There are two conventional techniques for deciding the data length of an instruction. One is to directly specify the data length in the instruction program. The other is not only to directly specify the data length according to a microprogram of the instruction, but also to indirectly specify the data length according to an instruction code.
The former technique directly writes data length information of an instruction in a microprogram of the instruction. This technique expands the size of the program to increase the required capacity of a memory such as a ROM for storing the program.
The latter technique inserts a code indicating the data length of an instruction in a microprogram for the instruction itself, and stores actual data length information corresponding to the code in a separate table. When the code in the microprogram is read, an address in the table corresponding to the code is accessed to read the data length information stored at the address. This technique is not always efficient because it takes time to access the separate table.
In developing a computer, sometimes two instructions are provided which perform an identical operation on data having different lengths. The technique of directly specifying the data length of each instruction requires a microprogram for each of the two instructions. This increases the required capacity of a ROM for storing the microprograms, thereby increasing an area occupied by the ROM.
The technique of indirectly specifying a data length according to an instruction code need not require two separate microprograms for the two instructions, but a single microprogram can be used which is sufficient to express the two instructions involving two different data lengths. This technique is not applicable, however, to a process such as an interrupt process whose data length cannot be indirectly specified by an instruction code. In this case, a bit having information of the data length must be checked with, for example, an ALU (arithmetic and logic unit) to branch the microprogram.
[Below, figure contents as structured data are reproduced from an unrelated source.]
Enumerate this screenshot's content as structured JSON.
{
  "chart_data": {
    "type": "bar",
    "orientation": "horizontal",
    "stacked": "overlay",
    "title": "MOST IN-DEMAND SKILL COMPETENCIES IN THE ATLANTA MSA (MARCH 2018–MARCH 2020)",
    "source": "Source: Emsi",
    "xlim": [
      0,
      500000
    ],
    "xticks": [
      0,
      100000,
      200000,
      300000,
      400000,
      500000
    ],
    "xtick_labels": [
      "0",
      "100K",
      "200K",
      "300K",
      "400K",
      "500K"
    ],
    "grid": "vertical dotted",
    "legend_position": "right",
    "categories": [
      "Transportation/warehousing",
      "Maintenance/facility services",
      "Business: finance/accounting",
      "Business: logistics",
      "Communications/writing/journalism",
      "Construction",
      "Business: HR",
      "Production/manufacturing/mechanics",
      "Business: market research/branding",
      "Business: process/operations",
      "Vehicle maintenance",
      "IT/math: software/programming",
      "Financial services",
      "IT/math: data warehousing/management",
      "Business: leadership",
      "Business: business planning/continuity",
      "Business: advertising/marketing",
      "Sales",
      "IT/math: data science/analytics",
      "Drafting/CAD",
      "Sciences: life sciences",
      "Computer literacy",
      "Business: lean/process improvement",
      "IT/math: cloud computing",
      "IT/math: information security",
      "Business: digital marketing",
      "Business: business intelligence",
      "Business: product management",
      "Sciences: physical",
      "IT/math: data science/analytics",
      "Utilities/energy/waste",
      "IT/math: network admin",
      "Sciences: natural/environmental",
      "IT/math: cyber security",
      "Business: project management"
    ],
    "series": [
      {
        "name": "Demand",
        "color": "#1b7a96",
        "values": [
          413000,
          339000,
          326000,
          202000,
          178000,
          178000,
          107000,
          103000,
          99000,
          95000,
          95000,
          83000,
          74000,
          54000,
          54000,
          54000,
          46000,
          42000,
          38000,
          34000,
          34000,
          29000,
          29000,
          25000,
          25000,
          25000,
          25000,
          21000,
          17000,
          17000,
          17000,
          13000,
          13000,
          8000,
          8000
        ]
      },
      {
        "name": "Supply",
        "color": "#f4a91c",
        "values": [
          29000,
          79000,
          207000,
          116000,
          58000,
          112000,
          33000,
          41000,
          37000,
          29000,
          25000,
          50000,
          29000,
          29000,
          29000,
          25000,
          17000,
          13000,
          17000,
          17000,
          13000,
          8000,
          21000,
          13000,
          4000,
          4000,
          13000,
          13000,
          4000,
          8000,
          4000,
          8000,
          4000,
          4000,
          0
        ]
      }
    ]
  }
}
This also increases the area of the microprogram ROM and elongates a process execution state.
A typical arrangement of a conventional information processing apparatus will now be explained with reference to FIG. 1.
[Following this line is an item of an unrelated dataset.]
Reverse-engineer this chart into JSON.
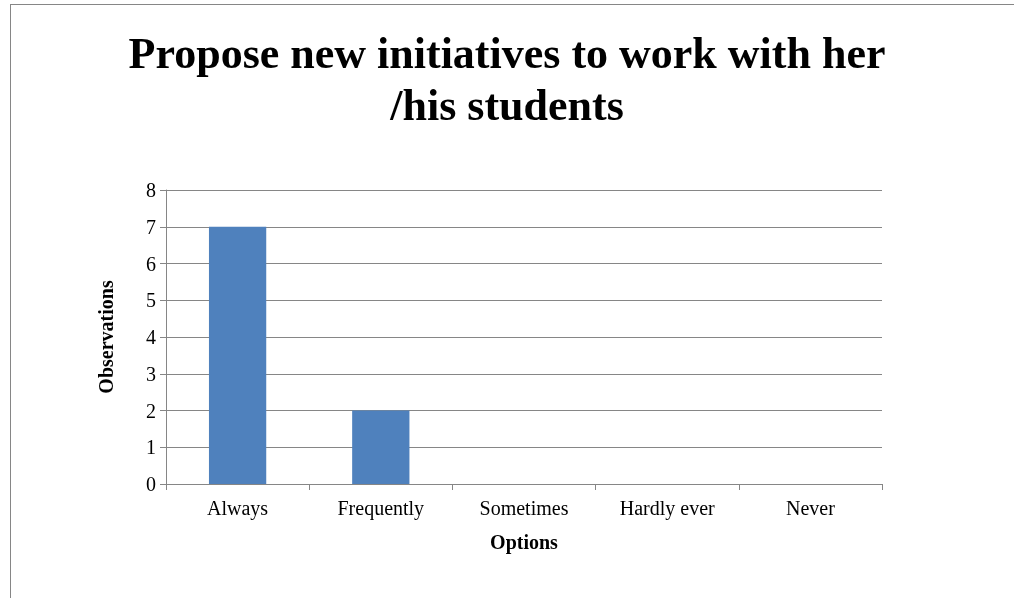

In the figure, an information processing apparatus 20 comprises a CPU 10, a microprogram ROM 15, a decoder 16, and a data length specifying circuit 4. The CPU 10 has a plurality of registers 13 and an ALU (arithmetic and logic unit) 14 which are connected to a data bus 11 and an address bus 12. The ALU 14 operates according to microprograms stored in the microprogram ROM 15. The data length specifying circuit 4 is connected to the microprogram ROM 15 and decoder 16 as well as to the ALU 14. The microprogram ROM 15 provides the data length specifying circuit 4 with a directly specified data length output 3. The decoder 16 indirectly specifies the data length of an instruction, for example, byte data and word data, and provides the data length specifying circuit 4 with an indirectly specified data length output 2. The data length specifying circuit 4 specifies one of the directly specified data length output 3 and indirectly specified data length output 2, and provides the ALU 14 of the CPU 10 with a data length output D.sub.out.
For example, two bits of an instruction of a microprogram are used to represent a data length, e.g., "00" for a directly specified data length of eight bits, "01" for a directly specified data length of 16 bits, "11" for a directly specified data length of 32 bits, and "10" for an indirectly specified data length. If the code of an instruction represents any one of the directly specified data lengths, the instruction is executed as it is. If the code represents an indirectly specified data length, the decoder 16 reads the data length of the instruction from a predetermined address in a predetermined table.
Other codes may also be employed. For example, (MOV, A, d, r) for an eight-bit data length, (MOVW, A, d, r) for a 16-bit data length, and (MOVL, A, d, r) for a 32-bit data length may be used.